Victor L. Berger, born on this day in 1860, was a co-founder of the Socialist Party of America and the first socialist member of the House of Representatives. A white supremacist, Berger sought to ban Asian immigrants from the Party.
Born in Austria-Hungary, Berger immigrated to the United States as a young man and became an influential journalist in Wisconsin, helping establish the “Sewer Socialist” movement. In 1910, he was elected as the first socialist to the U.S. House of Representatives, representing a district in Milwaukee, Wisconsin.
Berger was a white supremacist, defending segregation on the grounds that “negroes and mulattoes constitute a lower race – that the Caucasian and even the Mongolian have the start on them in civilization by many years.”

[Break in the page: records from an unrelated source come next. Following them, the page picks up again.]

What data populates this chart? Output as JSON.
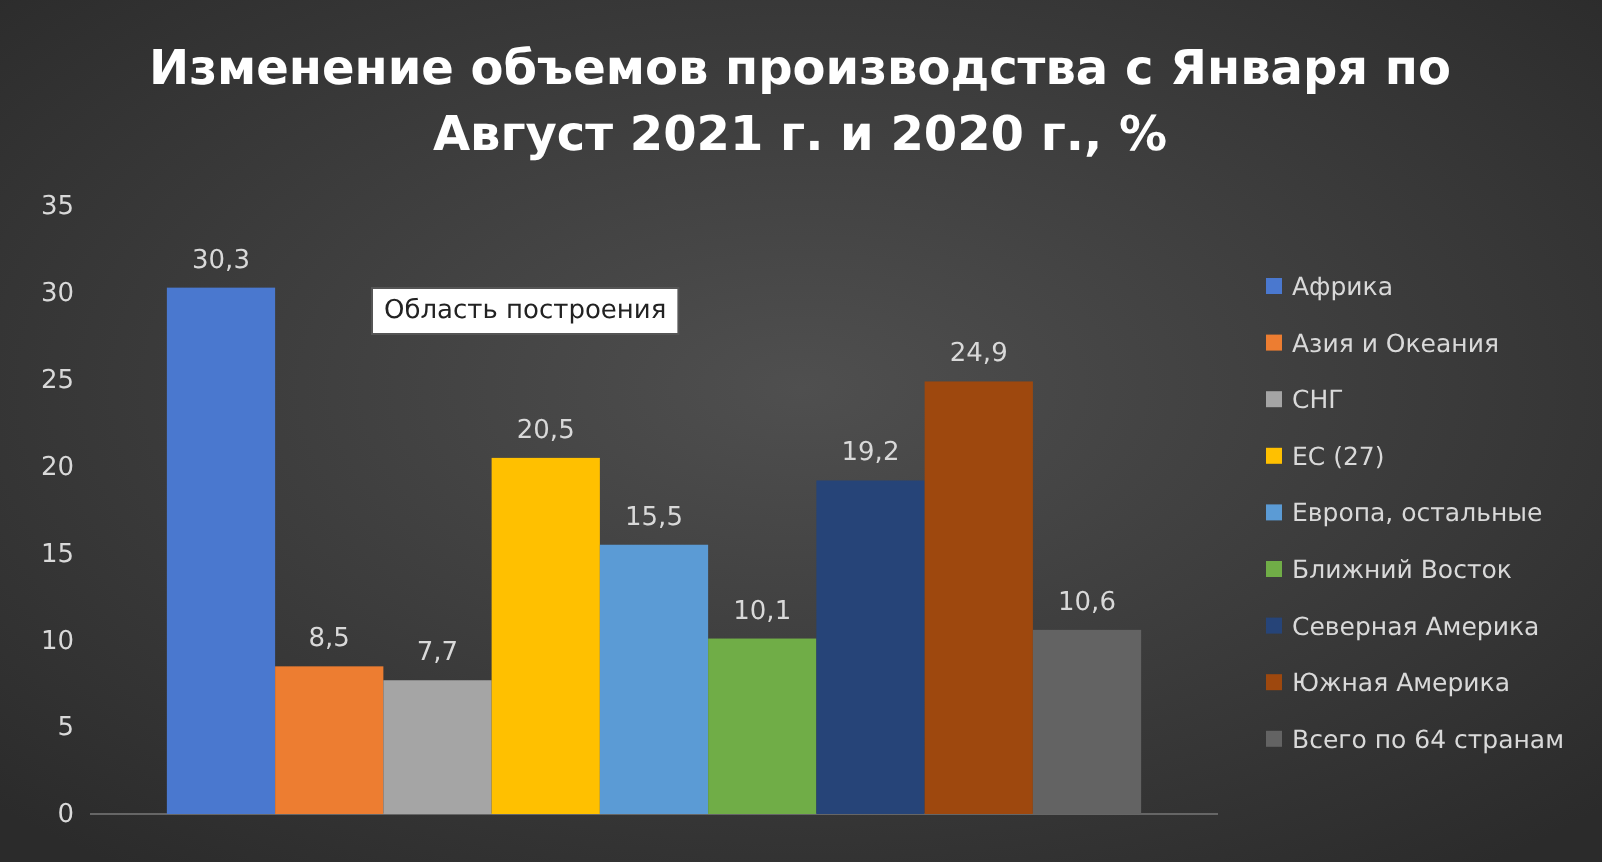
{
  "chart_data": {
    "type": "bar",
    "title": "Изменение объемов производства с Января по Август 2021 г. и 2020 г., %",
    "categories": [
      null
    ],
    "series": [
      {
        "name": "Африка",
        "color": "#4a78cf",
        "values": [
          30.3
        ],
        "value_labels": [
          "30,3"
        ]
      },
      {
        "name": "Азия и Океания",
        "color": "#ed7d31",
        "values": [
          8.5
        ],
        "value_labels": [
          "8,5"
        ]
      },
      {
        "name": "СНГ",
        "color": "#a5a5a5",
        "values": [
          7.7
        ],
        "value_labels": [
          "7,7"
        ]
      },
      {
        "name": "ЕС (27)",
        "color": "#ffc000",
        "values": [
          20.5
        ],
        "value_labels": [
          "20,5"
        ]
      },
      {
        "name": "Европа, остальные",
        "color": "#5b9bd5",
        "values": [
          15.5
        ],
        "value_labels": [
          "15,5"
        ]
      },
      {
        "name": "Ближний Восток",
        "color": "#70ad47",
        "values": [
          10.1
        ],
        "value_labels": [
          "10,1"
        ]
      },
      {
        "name": "Северная Америка",
        "color": "#264478",
        "values": [
          19.2
        ],
        "value_labels": [
          "19,2"
        ]
      },
      {
        "name": "Южная Америка",
        "color": "#9e480e",
        "values": [
          24.9
        ],
        "value_labels": [
          "24,9"
        ]
      },
      {
        "name": "Всего по 64 странам",
        "color": "#636363",
        "values": [
          10.6
        ],
        "value_labels": [
          "10,6"
        ]
      }
    ],
    "ylim": [
      0,
      35
    ],
    "yticks": [
      0,
      5,
      10,
      15,
      20,
      25,
      30,
      35
    ],
    "grid": false,
    "legend": "right",
    "annotations": [
      "Область построения"
    ]
  }
}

Historian Sally Miller notes that Berger also drafted an unsuccessful resolution to ban Asian immigrants from the Socialist Party, stating “If we admit the Chinese, the Japanese, and the Korean…it will be clear to America’s workingmen that the party does not want to help them”.
In 1919, Berger was convicted of violating the Espionage Act for publicizing his anti-interventionist views surrounding World War I. As a result, he was denied his seat in the House of Representatives. The verdict was eventually overturned by the Supreme Court in 1921, and Berger was elected to three successive terms in the 1920s.